The man best known for losing more money on Wall Street than anyone else before the 1987 stock market crash stands to lose $27 million more and what’s left of his reputation, if a federal court believes the allegations in an explosive new lawsuit filed against him and a gaggle of so-called conspirators in Brooklyn federal court on Thursday.
In the complaint, three Florida women, filing under pseudonyms, have accused 62-year-old Howard Rubin of leading an organized human-trafficking ring in which he allegedly employed women to lure models to his $8 million Manhattan Penthouse under the guise of a photoshoot or companionship. Once there, the women claim, he led them into a sex-dungeon where he subjected them to sexual assault, rape, false imprisonment, and beatings so severe they would lose consciousness and one had to undergo reconstructive surgery to repair her breasts.
The women—who also say Rubin and his co-conspirators threatened them to keep quiet following the alleged assaults—filed their suit under the Racketeer Influenced and Corrupt Organizations Act, a law originally created for prosecution of members of the mob.
According to the lawsuit, Rubin’s scheme went like this:
Stephanie Shon, a 29-year-old former model and current account manager for a legal support services company, would reach out to bikini models and exotic dancers on Instagram and say something to the effect of, “My boss wants to meet you.” Shon then allegedly offered the the women $2,000—no strings attached—to fly to New York and meet with Rubin in his Manhattan apartment. If Rubin “liked her,” they might take some naughty photos, but nothing too extreme, and he would pay her an additional $3,000. Rubin just liked hanging out with Playboy models, Shon said.

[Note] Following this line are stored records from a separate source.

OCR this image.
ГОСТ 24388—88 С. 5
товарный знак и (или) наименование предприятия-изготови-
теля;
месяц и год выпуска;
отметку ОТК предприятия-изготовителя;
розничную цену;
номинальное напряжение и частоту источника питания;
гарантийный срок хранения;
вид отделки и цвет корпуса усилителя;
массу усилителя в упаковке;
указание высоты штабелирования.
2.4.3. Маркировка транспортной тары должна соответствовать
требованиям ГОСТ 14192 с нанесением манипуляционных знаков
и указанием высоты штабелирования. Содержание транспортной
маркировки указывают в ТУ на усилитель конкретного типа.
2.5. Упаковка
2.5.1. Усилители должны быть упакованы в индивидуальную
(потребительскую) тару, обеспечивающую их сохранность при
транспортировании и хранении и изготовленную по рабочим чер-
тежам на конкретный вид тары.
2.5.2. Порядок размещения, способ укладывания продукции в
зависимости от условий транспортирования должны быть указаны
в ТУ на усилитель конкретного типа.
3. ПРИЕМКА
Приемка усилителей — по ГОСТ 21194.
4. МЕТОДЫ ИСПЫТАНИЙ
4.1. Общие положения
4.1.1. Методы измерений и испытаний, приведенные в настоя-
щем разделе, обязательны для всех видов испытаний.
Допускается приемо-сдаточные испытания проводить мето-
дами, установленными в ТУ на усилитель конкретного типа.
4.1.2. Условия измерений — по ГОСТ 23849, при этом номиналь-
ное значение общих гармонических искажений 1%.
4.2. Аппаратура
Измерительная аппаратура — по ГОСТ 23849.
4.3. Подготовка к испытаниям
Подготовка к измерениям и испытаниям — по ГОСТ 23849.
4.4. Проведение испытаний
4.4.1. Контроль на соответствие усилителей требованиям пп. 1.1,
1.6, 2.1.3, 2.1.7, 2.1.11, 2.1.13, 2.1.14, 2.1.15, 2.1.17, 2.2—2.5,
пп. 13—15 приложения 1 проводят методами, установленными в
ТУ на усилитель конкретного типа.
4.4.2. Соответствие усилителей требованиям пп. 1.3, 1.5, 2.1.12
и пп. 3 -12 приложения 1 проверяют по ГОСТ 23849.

If Shon, a leggy, honey blonde in her photos on social media (she deleted her accounts this morning) couldn’t seal the deal, then Jennifer Powers, a former Hawaiian Tropic model who had once dated Rubin and was now in his employ, would follow up with messages assuring them that he was “a great guy,” and that the trip “would not be about sex,” according to the complaint.
The plaintiffs in this case say that they agreed to meet Rubin at his 57th Street high-rise, in an apartment decorated with photos of Rubin and Playboy Playmates. Before they could meet the retired fund manager, they were told they’d have to sign non-disclosure agreements. And so they did.
When they returned to the apartment after a pleasant if uneventful dinner, a door that had been locked previously was now ajar. The room, later referred to in the complaint as “the dungeon,” had white carpet and red walls. The room was filled with ropes and chains, face masks with zippers, metal hooks and various sex toys, and a large x-shaped machine.
According to the women’s complaint, what happened in that room over the next hour was non-consensual. They say they were restrained against their will, beaten—with Rubin’s fist and various objects—and raped. Rubin then allegedly left, walking to the apartment he shares with his wife, with whom he has three children.
The complaint goes on to tell the story of several more terrifying encounters in Rubin’s apartment—some involving the same women from the first incident (it is unclear why they continued to visit Rubin). Allegations against Rubin include that he gagged, punched, and in one instance used a cattle prod to rape the women he hired. During another session, he is accused of beating a woman’s breast so badly that her implant “flipped,” exposing the closure and requiring reconstructive surgery—which Rubin later allegedly paid, through Powers.
Rubin, Powers, and Shon did not return requests for comment. Reached by email, Rubin’s lawyer Yifat Schnur (who is also named as a defendant for allegedly crafting the NDAs and trying to silence the women after the fact) replied with a statement that read in part, “Mr. Rubin denies all of the fabricated allegations made by Plaintiffs. Plaintiffs’ complaint is part of an elaborate attempt to extort my client. We have contacted all appropriate law enforcement agencies including the Federal Bureau of Investigation.” Schnur further alleged that another individual had been “arrested and charged” in the so-called extortion scheme, but would not elaborate.
The women’s lawyer John G. Balestriere, also responded in an email saying his team welcomed the involvement of law enforcement, as his clients “not only have significant civil claims but are victims of crimes.”
Further, he wrote, “Schnur’s statement that this is extortionist is nonsensical: all defendants’ names are now public since we have filed. How can we possibly extort anyone?”
Rubin, a Las Vegas card-counter and Harvard graduate who was featured in Michael Lewis’ bestsellers Liar’s Poker and The Big Short, was fired as the head mortgage trader at Merrill Lynch in 1987 after his unauthorized trades were blamed at least in part, for the loss of $377 million of the firm’s money.
According to the lawsuit, this most recent scheme has “caused many millions of dollars in damages to dozens of women over the years.”